In May 2016, the rig count in North America, that is, the number of vertical and horizontal drilling rigs operating across the United States, bottomed out at 404, data show. As of Dec. 30, that number had risen to 658, still well below the more than 2,000 rigs active during the early days of the shale boom in 2012.

Rig counts in the Utica and Marcellus shale plays have also increased since the summer, according to Baker Hughes. The oil and gas company tracked 21 rigs in the Marcellus – mostly in Pennsylvania – on Aug. 12. By Dec. 30, that number had improved to 39 and hit a year-high 40 on Dec. 16.

The Utica experienced the same trend throughout 2016. On March 24, there were 10 rigs in action across the Utica, most of them in Ohio. On Dec. 30, the rig count had increased to 20.

Vallourec, based in Boulogne-Billancourt, France, posted a net loss of $176 million for the third quarter.
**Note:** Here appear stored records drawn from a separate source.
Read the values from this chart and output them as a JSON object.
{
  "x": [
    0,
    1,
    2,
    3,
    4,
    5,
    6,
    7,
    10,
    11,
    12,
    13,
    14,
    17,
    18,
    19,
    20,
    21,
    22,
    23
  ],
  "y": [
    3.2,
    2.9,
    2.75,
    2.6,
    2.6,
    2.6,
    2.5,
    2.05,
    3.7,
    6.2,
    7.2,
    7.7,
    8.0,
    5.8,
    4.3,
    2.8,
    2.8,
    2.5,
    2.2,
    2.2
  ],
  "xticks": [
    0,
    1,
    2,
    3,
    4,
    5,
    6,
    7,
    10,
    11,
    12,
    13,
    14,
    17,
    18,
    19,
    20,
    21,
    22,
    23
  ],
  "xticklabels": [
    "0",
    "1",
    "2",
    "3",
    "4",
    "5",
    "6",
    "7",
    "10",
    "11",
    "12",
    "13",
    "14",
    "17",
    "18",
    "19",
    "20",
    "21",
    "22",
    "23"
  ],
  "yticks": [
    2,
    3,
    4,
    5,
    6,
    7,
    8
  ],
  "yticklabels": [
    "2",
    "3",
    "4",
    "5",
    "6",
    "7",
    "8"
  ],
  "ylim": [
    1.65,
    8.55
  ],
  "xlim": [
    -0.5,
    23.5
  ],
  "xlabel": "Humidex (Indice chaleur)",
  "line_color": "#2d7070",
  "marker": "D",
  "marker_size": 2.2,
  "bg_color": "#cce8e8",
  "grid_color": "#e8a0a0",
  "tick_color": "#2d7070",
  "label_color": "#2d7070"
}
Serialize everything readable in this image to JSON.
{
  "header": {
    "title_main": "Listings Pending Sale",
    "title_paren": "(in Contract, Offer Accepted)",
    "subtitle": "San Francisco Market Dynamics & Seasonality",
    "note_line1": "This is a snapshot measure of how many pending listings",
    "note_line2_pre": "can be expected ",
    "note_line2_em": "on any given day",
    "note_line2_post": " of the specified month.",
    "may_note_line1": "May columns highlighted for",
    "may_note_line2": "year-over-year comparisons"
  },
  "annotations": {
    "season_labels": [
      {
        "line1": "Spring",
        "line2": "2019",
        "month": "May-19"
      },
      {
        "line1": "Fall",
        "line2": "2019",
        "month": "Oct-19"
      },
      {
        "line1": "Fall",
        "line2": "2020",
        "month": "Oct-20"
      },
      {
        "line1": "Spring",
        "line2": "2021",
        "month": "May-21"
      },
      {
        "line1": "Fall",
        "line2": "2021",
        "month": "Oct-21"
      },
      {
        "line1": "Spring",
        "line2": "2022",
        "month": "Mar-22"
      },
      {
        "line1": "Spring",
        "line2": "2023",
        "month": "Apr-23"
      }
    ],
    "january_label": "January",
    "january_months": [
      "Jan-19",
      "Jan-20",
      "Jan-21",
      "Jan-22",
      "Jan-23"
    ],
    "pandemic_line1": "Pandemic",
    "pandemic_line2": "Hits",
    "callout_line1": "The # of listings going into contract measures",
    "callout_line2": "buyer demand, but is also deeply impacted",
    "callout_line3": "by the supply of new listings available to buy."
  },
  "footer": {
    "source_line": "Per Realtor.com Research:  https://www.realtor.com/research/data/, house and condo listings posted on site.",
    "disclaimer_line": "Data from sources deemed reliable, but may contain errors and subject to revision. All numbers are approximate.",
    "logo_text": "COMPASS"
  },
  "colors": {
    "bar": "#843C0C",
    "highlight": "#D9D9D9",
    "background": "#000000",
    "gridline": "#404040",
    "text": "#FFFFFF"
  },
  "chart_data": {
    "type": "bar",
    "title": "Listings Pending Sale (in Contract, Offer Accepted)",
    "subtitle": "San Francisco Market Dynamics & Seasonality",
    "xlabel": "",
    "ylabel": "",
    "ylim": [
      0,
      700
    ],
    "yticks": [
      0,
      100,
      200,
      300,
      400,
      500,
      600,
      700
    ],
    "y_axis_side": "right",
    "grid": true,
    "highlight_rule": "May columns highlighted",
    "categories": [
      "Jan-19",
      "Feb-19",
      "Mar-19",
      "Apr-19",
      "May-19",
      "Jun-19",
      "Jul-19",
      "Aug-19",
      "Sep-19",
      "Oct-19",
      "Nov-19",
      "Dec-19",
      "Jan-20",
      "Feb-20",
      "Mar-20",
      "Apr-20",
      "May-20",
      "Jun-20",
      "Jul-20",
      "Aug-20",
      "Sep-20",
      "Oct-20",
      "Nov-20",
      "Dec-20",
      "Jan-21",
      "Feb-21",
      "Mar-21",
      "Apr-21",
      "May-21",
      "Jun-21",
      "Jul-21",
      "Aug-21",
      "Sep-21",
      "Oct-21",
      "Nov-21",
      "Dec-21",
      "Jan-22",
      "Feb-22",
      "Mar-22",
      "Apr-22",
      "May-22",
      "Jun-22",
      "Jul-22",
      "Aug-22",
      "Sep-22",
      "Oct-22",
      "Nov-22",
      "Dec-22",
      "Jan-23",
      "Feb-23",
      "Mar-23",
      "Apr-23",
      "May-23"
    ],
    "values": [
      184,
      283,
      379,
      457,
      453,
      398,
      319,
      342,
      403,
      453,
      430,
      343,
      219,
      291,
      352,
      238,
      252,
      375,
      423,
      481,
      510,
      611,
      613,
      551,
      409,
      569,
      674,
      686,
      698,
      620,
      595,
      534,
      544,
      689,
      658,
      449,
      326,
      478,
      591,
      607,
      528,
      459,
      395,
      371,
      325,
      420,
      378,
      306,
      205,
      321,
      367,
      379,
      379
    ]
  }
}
But Vallourec Chairman Philippe Crouzet said in a statement he saw hopeful signs in the U.S. oil and gas market.

“During this quarter, we have seen signs of improvement in the United States where the rig count and OCTG demand have increased for the first time since the end of 2014,” he said. “On the other hand, in the Eastern Hemisphere, ordering activity remained very low and the order book over the next quarters reflect the very tough pricing environment over the past quarters.”